It Wasn’t a Crime Scene, but Perhaps It Should Have Been.

It began as a seemingly innocuous Monday Night Football Game in November 1990 when the Philadelphia Eagles hosted the Washington Redskins. One month earlier, the two teams had met in Landover, Maryland. Washington had won that game 13–7.

That night, the game at Veterans Stadium started like a typical NFC East battle in November. William Frizzell intercepted a Jeff Rutledge pass, and Rutledge led the Washington offense with a touchdown pass in the first quarter.

Photo: The Philadelphia Inquirer

Then it happened like a brutal beating, like a 12-round prize fight where one fighter begins to impose his will on the other by the midway point. By the end of the game, the Eagles had delivered a dominant 28–14 victory that included a Keith Byars touchdown pass to running back Heath Sherman.

Buddy Ryan had molded a defense after the model that he developed in Chicago for the 4–6 defense that won a championship in 1986. The Eagles defense was ferocious. They had a simple formula for dealing with the finesse of NFL offenses of the day.

Inflict pain.

Plenty of it.

Buddy Ryan’s Eagles defenses inflicted a merciless punishment on game day. The Eagles defensive line manufactured its own pressure without needing a blitz, much like the Eagles’ defense of 2023. Reggie White, Clyde Simmons, Jerome Brown, Mike Pitts, and Mike Golic ravaged opposing offensive lines. The Eagles linebackers Seth Joyner, Byron Evans, and Jessie Small were equally relentless in pursuing the ball and always looking to create a turnover. The secondary of Eric Allen, Ben Smith, Wes Hopkins, and heat-seeking missile Andre Waters pulverized opposing wide receivers.

Try to run across the middle, and you are unlikely to run that route again.

Dan Dierdorf, Al Michaels, and Frank Gifford announced the parade of brutality as an injury report that read like a casualty list. Washington running back Gerald Riggs was knocked out with a toe injury. Then a crushing submarine-like blow sent Jeff Rutledge out with a broken thumb.

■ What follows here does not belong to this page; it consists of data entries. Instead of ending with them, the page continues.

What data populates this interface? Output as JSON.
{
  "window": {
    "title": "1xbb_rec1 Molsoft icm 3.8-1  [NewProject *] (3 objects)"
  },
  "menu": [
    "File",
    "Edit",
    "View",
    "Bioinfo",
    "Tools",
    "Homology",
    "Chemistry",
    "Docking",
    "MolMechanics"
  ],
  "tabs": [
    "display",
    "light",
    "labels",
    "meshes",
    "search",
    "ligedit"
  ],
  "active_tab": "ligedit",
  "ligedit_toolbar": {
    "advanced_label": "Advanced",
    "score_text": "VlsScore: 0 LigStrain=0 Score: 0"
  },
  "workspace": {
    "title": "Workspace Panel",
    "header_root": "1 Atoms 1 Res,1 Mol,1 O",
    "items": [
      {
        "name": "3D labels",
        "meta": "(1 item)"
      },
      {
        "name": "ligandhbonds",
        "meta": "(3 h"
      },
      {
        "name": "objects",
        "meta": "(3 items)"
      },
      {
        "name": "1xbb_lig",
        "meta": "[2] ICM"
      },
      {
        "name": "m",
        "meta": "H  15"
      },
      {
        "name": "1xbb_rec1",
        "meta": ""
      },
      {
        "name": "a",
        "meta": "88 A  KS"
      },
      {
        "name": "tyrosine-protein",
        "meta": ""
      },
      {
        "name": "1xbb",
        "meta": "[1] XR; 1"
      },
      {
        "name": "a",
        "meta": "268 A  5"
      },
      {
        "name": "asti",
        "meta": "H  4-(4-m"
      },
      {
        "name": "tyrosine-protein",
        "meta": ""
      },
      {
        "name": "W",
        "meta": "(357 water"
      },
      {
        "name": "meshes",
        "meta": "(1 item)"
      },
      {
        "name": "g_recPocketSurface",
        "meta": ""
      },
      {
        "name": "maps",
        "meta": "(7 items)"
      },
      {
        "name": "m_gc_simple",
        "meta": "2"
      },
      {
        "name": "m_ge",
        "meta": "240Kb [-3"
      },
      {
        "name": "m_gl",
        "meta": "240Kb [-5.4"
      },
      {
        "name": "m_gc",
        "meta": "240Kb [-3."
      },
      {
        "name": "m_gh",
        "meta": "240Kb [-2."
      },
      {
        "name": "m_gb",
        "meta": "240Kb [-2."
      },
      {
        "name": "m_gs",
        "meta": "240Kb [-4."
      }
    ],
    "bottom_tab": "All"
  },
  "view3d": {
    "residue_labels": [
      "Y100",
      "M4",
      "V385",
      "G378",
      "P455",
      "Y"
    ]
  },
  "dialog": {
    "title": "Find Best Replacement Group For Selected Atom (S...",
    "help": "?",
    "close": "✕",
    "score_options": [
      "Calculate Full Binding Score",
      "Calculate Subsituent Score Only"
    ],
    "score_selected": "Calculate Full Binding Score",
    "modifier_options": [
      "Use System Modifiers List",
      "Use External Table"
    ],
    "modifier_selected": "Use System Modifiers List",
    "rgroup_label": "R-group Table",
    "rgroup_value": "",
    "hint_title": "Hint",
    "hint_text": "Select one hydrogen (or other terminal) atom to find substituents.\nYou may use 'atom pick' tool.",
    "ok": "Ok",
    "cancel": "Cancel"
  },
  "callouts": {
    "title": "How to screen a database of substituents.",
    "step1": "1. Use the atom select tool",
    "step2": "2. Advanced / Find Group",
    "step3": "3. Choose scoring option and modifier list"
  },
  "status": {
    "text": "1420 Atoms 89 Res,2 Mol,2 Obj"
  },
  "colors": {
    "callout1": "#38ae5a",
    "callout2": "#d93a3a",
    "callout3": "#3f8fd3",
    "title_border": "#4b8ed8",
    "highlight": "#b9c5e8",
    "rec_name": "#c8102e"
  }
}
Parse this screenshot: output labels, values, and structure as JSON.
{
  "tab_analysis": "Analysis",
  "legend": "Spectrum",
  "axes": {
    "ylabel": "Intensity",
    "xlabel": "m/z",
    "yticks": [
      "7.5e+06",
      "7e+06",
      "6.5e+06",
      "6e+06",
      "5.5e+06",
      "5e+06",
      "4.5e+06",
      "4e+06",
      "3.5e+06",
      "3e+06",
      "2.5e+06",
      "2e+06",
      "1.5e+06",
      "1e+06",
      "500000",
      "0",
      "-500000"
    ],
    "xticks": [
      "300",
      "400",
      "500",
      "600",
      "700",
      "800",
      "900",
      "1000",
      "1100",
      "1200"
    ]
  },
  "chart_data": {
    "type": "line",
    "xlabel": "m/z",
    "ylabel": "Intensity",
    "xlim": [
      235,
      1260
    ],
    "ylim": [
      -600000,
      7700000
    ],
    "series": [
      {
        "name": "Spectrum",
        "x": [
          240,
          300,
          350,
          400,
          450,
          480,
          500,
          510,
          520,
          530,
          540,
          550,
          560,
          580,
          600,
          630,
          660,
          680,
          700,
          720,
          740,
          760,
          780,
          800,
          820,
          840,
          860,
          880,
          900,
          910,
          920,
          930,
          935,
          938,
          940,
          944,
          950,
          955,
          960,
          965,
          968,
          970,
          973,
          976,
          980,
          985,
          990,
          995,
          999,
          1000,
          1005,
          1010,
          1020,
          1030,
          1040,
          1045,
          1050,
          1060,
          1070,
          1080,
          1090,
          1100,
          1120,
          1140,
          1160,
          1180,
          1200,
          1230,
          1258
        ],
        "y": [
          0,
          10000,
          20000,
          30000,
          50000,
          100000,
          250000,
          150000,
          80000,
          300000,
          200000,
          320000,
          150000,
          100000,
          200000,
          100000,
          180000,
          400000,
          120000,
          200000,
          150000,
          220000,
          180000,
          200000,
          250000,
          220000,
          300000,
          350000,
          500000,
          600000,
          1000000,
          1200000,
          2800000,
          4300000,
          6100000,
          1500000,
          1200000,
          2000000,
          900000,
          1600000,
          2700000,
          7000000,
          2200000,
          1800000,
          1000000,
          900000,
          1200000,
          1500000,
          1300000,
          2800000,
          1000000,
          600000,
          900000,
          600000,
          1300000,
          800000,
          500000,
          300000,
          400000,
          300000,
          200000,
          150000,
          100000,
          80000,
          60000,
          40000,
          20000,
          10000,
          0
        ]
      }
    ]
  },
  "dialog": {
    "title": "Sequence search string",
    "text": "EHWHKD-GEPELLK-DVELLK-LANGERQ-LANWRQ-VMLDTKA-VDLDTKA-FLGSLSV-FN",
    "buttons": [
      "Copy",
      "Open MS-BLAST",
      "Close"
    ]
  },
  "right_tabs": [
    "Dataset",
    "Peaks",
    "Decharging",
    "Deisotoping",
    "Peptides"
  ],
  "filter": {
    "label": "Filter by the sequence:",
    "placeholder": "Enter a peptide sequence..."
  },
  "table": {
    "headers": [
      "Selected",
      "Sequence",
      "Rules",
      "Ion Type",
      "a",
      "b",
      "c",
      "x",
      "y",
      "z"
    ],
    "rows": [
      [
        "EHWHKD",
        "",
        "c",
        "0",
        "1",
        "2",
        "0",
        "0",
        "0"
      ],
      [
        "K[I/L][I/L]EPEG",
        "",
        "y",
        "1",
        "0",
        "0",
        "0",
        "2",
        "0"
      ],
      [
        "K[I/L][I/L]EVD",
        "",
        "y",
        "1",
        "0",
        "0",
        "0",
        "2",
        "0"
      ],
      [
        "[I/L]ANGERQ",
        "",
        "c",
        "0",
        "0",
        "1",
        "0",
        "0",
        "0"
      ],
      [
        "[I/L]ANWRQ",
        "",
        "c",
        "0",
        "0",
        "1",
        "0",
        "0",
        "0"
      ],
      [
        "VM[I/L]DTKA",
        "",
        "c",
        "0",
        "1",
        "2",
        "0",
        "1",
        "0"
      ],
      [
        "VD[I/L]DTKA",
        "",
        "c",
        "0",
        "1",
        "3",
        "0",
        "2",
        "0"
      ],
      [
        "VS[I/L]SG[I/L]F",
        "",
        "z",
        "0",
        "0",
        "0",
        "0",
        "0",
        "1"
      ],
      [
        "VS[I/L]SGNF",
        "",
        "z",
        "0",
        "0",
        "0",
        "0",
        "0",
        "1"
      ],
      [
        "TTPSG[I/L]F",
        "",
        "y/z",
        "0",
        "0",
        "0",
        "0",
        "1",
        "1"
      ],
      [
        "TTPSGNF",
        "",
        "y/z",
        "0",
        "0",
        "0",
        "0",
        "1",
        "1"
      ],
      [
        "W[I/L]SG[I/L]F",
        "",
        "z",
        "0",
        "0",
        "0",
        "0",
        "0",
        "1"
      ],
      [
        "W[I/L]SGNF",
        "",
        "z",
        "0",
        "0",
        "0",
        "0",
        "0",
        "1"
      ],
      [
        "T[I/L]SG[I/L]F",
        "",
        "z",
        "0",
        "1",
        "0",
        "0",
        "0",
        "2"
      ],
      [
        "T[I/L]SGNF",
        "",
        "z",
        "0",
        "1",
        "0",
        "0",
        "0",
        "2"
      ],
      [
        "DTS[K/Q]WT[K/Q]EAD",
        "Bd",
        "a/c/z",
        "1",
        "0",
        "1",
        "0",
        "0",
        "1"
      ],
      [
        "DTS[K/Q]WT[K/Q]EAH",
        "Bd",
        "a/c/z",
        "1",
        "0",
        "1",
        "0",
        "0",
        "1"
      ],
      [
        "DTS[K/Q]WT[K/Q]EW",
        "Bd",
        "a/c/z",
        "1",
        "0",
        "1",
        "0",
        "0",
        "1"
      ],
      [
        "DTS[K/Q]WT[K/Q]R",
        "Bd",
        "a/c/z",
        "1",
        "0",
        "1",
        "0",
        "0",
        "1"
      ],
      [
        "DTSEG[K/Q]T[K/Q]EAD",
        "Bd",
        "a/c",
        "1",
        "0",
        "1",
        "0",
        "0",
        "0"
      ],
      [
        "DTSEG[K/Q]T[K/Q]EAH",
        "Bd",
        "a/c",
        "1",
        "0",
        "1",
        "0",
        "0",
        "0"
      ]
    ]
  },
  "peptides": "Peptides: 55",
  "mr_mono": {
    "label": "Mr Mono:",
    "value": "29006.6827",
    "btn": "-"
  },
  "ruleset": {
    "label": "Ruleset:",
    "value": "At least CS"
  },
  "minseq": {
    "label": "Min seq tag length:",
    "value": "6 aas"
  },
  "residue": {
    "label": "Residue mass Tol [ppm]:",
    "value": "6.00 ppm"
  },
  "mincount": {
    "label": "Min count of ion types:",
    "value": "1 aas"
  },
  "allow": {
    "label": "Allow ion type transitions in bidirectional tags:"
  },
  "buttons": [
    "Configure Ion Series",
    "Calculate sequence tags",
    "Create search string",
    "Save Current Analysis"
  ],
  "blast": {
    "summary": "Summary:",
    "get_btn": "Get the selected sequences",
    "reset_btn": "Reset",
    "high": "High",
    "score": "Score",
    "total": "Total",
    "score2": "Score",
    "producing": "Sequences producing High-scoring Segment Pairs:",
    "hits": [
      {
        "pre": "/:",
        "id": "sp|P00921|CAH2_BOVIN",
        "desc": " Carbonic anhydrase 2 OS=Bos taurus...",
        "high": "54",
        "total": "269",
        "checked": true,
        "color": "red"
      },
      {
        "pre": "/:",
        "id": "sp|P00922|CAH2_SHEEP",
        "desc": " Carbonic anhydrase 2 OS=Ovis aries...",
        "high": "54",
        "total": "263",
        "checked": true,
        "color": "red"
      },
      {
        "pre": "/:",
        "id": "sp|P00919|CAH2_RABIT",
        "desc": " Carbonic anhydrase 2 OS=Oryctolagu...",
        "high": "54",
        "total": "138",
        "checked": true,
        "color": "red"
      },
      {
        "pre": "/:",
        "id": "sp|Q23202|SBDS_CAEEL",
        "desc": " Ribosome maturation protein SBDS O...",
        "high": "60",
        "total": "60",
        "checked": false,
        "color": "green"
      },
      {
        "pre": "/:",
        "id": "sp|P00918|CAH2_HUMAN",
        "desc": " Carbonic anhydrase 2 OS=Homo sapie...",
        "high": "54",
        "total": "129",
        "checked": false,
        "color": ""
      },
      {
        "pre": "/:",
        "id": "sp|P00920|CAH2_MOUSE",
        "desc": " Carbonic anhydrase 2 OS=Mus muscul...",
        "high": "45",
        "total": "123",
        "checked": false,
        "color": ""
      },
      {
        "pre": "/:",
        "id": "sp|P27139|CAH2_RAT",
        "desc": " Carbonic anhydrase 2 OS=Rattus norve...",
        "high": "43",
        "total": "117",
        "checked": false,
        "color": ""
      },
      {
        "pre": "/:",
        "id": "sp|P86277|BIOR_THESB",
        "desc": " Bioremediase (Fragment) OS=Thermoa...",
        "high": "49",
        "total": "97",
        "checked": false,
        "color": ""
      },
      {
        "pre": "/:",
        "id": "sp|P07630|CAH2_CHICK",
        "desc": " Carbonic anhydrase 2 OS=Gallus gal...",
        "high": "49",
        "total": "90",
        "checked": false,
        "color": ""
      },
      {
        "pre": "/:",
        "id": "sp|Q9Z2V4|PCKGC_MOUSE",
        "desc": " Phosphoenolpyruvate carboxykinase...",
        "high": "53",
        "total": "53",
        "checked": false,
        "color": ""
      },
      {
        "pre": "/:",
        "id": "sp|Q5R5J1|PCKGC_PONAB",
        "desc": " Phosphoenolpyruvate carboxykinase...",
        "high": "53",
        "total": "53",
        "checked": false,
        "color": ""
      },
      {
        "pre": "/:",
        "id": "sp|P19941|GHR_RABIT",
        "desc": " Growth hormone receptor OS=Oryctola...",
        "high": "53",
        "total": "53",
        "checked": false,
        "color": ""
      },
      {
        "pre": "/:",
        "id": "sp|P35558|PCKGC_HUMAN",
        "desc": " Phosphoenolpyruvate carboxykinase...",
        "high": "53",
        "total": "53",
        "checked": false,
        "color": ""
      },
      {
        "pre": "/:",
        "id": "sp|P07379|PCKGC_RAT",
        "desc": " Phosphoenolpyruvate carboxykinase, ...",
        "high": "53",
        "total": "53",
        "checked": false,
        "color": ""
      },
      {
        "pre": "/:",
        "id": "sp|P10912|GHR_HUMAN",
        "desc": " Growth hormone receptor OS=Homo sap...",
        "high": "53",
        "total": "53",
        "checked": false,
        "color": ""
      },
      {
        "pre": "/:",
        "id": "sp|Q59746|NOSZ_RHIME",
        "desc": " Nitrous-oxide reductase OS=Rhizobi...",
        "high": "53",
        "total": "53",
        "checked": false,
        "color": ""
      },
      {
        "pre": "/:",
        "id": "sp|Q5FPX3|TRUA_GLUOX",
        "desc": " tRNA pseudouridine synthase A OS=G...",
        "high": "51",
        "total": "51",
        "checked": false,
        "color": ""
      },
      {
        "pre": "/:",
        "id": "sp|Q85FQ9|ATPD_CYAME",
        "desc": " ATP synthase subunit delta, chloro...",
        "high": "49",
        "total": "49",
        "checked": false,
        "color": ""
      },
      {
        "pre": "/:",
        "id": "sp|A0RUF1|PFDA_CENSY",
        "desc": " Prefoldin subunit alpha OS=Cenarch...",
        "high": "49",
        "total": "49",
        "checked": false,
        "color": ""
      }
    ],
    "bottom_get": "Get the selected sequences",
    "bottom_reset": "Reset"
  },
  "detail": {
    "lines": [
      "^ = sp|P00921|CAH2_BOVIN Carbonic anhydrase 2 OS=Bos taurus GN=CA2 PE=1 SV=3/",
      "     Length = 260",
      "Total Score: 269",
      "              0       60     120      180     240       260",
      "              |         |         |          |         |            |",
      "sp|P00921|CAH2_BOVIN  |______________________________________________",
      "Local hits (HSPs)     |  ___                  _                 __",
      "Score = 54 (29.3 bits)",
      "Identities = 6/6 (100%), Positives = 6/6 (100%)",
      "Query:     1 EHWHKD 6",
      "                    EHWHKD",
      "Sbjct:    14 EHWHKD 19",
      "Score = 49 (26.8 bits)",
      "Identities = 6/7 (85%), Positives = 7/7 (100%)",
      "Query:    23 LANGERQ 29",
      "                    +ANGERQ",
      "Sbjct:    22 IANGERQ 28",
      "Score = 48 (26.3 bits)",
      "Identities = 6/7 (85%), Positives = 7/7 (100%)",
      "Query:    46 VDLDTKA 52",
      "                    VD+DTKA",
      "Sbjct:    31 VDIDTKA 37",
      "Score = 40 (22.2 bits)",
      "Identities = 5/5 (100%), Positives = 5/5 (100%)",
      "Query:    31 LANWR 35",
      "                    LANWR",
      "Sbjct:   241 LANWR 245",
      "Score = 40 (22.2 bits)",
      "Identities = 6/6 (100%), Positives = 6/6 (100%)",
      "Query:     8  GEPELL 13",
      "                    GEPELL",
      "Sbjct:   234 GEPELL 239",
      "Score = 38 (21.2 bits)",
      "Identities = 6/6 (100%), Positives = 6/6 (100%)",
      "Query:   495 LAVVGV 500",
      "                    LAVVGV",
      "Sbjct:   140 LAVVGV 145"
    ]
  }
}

His backup, Stan Humphries, exited the war zone with a sprained knee. Kick returner Walter Stanley also had a sprained knee, and wide receiver Joe Howard had a concussion. Linebacker Greg Manusky also had a knee injury.

At one point, Eagles Safety William Frizzell walked over to the Washington sideline and yelled, “You need any more body bags?”

The Redskins punter even had to limp off the field.

By the end of the game, Redskins rookie running back Brian Mitchell had to play quarterback for Washington. Ironically, he would play for the Eagles for three seasons and is still the Eagles’ all-time leader in punt return yardage. In the 2003 NFC Championship Game, Mitchell took the opening kickoff back seventy yards to open the game against the Tampa Bay Buccaneers.

Unfortunately, the second piece of irony would not go in the Eagles’ favor. Eight weeks after the body-bag game, the Eagles and Redskins met again in the 1990 NFC Wildcard Playoffs, a game which Washington won 20–6. The victory was propelled by the Redskins Defense.

Buddy Ryan would never coach another game for the Eagles, fired by Eagles Owner Norman Braman, who Buddy referred to as “the guy in France.”

The Eagles’ defense of the late 1980s and early 1990s would be one of the best in NFL history.
The legend that grew from the best Eagles defense ever formed from devastating shut-down performances like the one at Veteran’s Stadium on November 12, 1990.